打分器是一个模块,它根据当前时间步输入和先前的打分器状态对词汇表中的 tokens 进行打分。它可以用于对整个词汇表(即完整打分器)或剪枝的 tokens 子集(即部分打分器)进行打分,以避免计算开销。在后一种情况下,部分打分器将在完整打分器之后调用。它只会对从完整打分器中提取的 top-k 候选 tokens(即剪枝的 tokens 子集)进行打分。top-k 候选 tokens 是根据 beam 大小和 scorer_beam_scale 提取的,以便候选 tokens 的数量为 int(beam_size * scorer_beam_scale)。当完整打分器计算开销较大时(例如 KenLM 打分器),这非常有用。
继承此类以实现与 speechbrain.decoders.seq2seq.S2SBeamSearcher() 兼容的自定义打分器。
- 参见
speechbrain.decoders.scorer.CTCPrefixScorer
speechbrain.decoders.scorer.RNNLMScorer
speechbrain.decoders.scorer.TransformerLMScorer
speechbrain.decoders.scorer.KenLMScorer
speechbrain.decoders.scorer.CoverageScorer
speechbrain.decoders.scorer.LengthScorer
- score(inp_tokens, memory, candidates, attn)[source]
此方法根据当前时间步的信息对新的 beams 进行打分。
打分是一个形状为 (batch_size x beam_size, vocab_size) 的 tensor。它是给定当前时间步输入和先前打分器状态下下一个 token 的对数概率。
它可以用于对剪枝的 top-k 候选 tokens 进行打分,以防止计算开销,或者当 candidates 为 None 时对整个词汇表进行打分。
- 参数:
inp_tokens (torch.Tensor) – 当前时间步的输入 tensor。

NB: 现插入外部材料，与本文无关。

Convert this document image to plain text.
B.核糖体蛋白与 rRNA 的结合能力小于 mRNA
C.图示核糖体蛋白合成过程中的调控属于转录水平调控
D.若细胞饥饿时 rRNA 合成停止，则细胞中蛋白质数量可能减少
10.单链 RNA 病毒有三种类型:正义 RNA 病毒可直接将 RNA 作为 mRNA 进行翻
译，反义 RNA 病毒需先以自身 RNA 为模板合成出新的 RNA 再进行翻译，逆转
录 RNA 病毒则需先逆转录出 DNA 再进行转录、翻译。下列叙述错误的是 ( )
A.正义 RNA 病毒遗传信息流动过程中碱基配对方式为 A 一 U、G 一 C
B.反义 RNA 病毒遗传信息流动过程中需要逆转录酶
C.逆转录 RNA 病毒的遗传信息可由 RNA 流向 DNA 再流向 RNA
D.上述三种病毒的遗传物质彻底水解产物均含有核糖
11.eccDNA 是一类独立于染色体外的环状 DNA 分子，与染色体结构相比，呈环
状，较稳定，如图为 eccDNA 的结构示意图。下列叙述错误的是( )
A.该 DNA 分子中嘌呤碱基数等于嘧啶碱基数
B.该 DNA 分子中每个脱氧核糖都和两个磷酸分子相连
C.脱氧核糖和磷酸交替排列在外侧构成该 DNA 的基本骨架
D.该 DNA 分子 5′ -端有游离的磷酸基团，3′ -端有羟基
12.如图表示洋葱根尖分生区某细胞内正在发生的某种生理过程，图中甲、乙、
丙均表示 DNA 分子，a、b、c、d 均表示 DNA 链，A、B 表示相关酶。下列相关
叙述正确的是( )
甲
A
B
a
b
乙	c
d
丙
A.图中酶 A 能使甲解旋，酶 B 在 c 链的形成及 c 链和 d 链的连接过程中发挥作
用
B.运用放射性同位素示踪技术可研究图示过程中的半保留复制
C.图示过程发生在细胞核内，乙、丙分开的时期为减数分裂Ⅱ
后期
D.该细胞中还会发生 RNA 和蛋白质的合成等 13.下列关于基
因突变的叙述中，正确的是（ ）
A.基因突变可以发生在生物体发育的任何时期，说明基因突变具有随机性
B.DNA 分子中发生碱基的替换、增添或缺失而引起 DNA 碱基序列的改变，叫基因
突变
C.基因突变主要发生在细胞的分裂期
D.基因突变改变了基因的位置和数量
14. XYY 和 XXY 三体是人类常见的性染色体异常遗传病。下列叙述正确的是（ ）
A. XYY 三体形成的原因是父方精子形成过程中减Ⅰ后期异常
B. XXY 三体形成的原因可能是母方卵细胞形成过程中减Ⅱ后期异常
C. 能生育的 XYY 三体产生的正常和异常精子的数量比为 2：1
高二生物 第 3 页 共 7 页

memory (No limit) – 此时间步的打分器状态。
candidates (torch.Tensor) – (batch_size x beam_size, scorer_beam_size)。在完整打分器之后要打分的 top-k 候选 tokens。如果为 None,打分器将对整个词汇表进行打分。

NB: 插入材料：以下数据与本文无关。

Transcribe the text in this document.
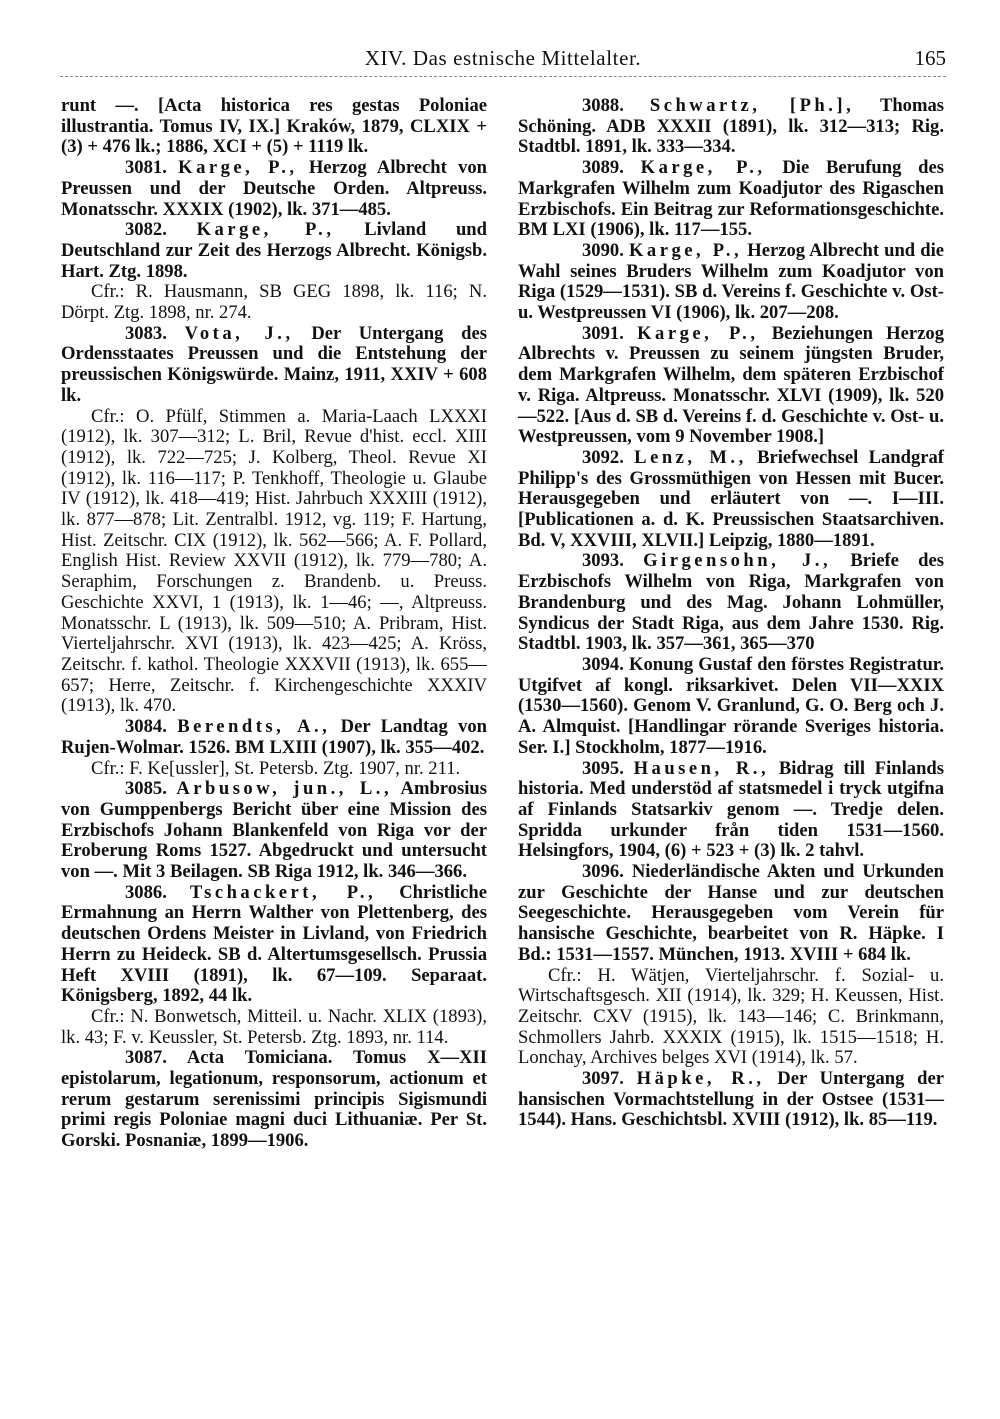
XIV. Das estnische Mittelalter.	165

runt —. [Acta historica res gestas Poloniae illustrantia. Tomus IV, IX.] Kraków, 1879, CLXIX + (3) + 476 lk.; 1886, XCI + (5) + 1119 lk.

3081. Karge, P., Herzog Albrecht von Preussen und der Deutsche Orden. Altpreuss. Monatsschr. XXXIX (1902), lk. 371—485.

3082. Karge, P., Livland und Deutschland zur Zeit des Herzogs Albrecht. Königsb. Hart. Ztg. 1898.

Cfr.: R. Hausmann, SB GEG 1898, lk. 116; N. Dörpt. Ztg. 1898, nr. 274.

3083. Vota, J., Der Untergang des Ordensstaates Preussen und die Entstehung der preussischen Königswürde. Mainz, 1911, XXIV + 608 lk.

Cfr.: O. Pfülf, Stimmen a. Maria-Laach LXXXI (1912), lk. 307—312; L. Bril, Revue d'hist. eccl. XIII (1912), lk. 722—725; J. Kolberg, Theol. Revue XI (1912), lk. 116—117; P. Tenkhoff, Theologie u. Glaube IV (1912), lk. 418—419; Hist. Jahrbuch XXXIII (1912), lk. 877—878; Lit. Zentralbl. 1912, vg. 119; F. Hartung, Hist. Zeitschr. CIX (1912), lk. 562—566; A. F. Pollard, English Hist. Review XXVII (1912), lk. 779—780; A. Seraphim, Forschungen z. Brandenb. u. Preuss. Geschichte XXVI, 1 (1913), lk. 1—46; —, Altpreuss. Monatsschr. L (1913), lk. 509—510; A. Pribram, Hist. Vierteljahrschr. XVI (1913), lk. 423—425; A. Kröss, Zeitschr. f. kathol. Theologie XXXVII (1913), lk. 655—657; Herre, Zeitschr. f. Kirchengeschichte XXXIV (1913), lk. 470.

3084. Berendts, A., Der Landtag von Rujen-Wolmar. 1526. BM LXIII (1907), lk. 355—402.

Cfr.: F. Ke[ussler], St. Petersb. Ztg. 1907, nr. 211.

3085. Arbusow, jun., L., Ambrosius von Gumppenbergs Bericht über eine Mission des Erzbischofs Johann Blankenfeld von Riga vor der Eroberung Roms 1527. Abgedruckt und untersucht von —. Mit 3 Beilagen. SB Riga 1912, lk. 346—366.

3086. Tschackert, P., Christliche Ermahnung an Herrn Walther von Plettenberg, des deutschen Ordens Meister in Livland, von Friedrich Herrn zu Heideck. SB d. Altertumsgesellsch. Prussia Heft XVIII (1891), lk. 67—109. Separaat. Königsberg, 1892, 44 lk.

Cfr.: N. Bonwetsch, Mitteil. u. Nachr. XLIX (1893), lk. 43; F. v. Keussler, St. Petersb. Ztg. 1893, nr. 114.

3087. Acta Tomiciana. Tomus X—XII epistolarum, legationum, responsorum, actionum et rerum gestarum serenissimi principis Sigismundi primi regis Poloniae magni duci Lithuaniæ. Per St. Gorski. Posnaniæ, 1899—1906.

3088. Schwartz, [Ph.], Thomas Schöning. ADB XXXII (1891), lk. 312—313; Rig. Stadtbl. 1891, lk. 333—334.

3089. Karge, P., Die Berufung des Markgrafen Wilhelm zum Koadjutor des Rigaschen Erzbischofs. Ein Beitrag zur Reformationsgeschichte. BM LXI (1906), lk. 117—155.

3090. Karge, P., Herzog Albrecht und die Wahl seines Bruders Wilhelm zum Koadjutor von Riga (1529—1531). SB d. Vereins f. Geschichte v. Ost- u. Westpreussen VI (1906), lk. 207—208.

3091. Karge, P., Beziehungen Herzog Albrechts v. Preussen zu seinem jüngsten Bruder, dem Markgrafen Wilhelm, dem späteren Erzbischof v. Riga. Altpreuss. Monatsschr. XLVI (1909), lk. 520—522. [Aus d. SB d. Vereins f. d. Geschichte v. Ost- u. Westpreussen, vom 9 November 1908.]

3092. Lenz, M., Briefwechsel Landgraf Philipp's des Grossmüthigen von Hessen mit Bucer. Herausgegeben und erläutert von —. I—III. [Publicationen a. d. K. Preussischen Staatsarchiven. Bd. V, XXVIII, XLVII.] Leipzig, 1880—1891.

3093. Girgensohn, J., Briefe des Erzbischofs Wilhelm von Riga, Markgrafen von Brandenburg und des Mag. Johann Lohmüller, Syndicus der Stadt Riga, aus dem Jahre 1530. Rig. Stadtbl. 1903, lk. 357—361, 365—370

3094. Konung Gustaf den förstes Registratur. Utgifvet af kongl. riksarkivet. Delen VII—XXIX (1530—1560). Genom V. Granlund, G. O. Berg och J. A. Almquist. [Handlingar rörande Sveriges historia. Ser. I.] Stockholm, 1877—1916.

3095. Hausen, R., Bidrag till Finlands historia. Med understöd af statsmedel i tryck utgifna af Finlands Statsarkiv genom —. Tredje delen. Spridda urkunder från tiden 1531—1560. Helsingfors, 1904, (6) + 523 + (3) lk. 2 tahvl.

3096. Niederländische Akten und Urkunden zur Geschichte der Hanse und zur deutschen Seegeschichte. Herausgegeben vom Verein für hansische Geschichte, bearbeitet von R. Häpke. I Bd.: 1531—1557. München, 1913. XVIII + 684 lk.

Cfr.: H. Wätjen, Vierteljahrschr. f. Sozial- u. Wirtschaftsgesch. XII (1914), lk. 329; H. Keussen, Hist. Zeitschr. CXV (1915), lk. 143—146; C. Brinkmann, Schmollers Jahrb. XXXIX (1915), lk. 1515—1518; H. Lonchay, Archives belges XVI (1914), lk. 57.

3097. Häpke, R., Der Untergang der hansischen Vormachtstellung in der Ostsee (1531—1544). Hans. Geschichtsbl. XVIII (1912), lk. 85—119.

attn (torch.Tensor) – 在 CoverageScorer 或 CTCScorer 中使用的注意力权重。
- 返回:
torch.Tensor – (batch_size x beam_size, vocab_size),下一个 tokens 的得分。
memory (No limit) – 此时间步的内存变量输入。
- class speechbrain.decoders.scorer.CTCScorer(ctc_fc, blank_index, eos_index, ctc_window_size=0)[source]
-
基于 BaseScorerInterface 的 CTCPrefixScore 包装器。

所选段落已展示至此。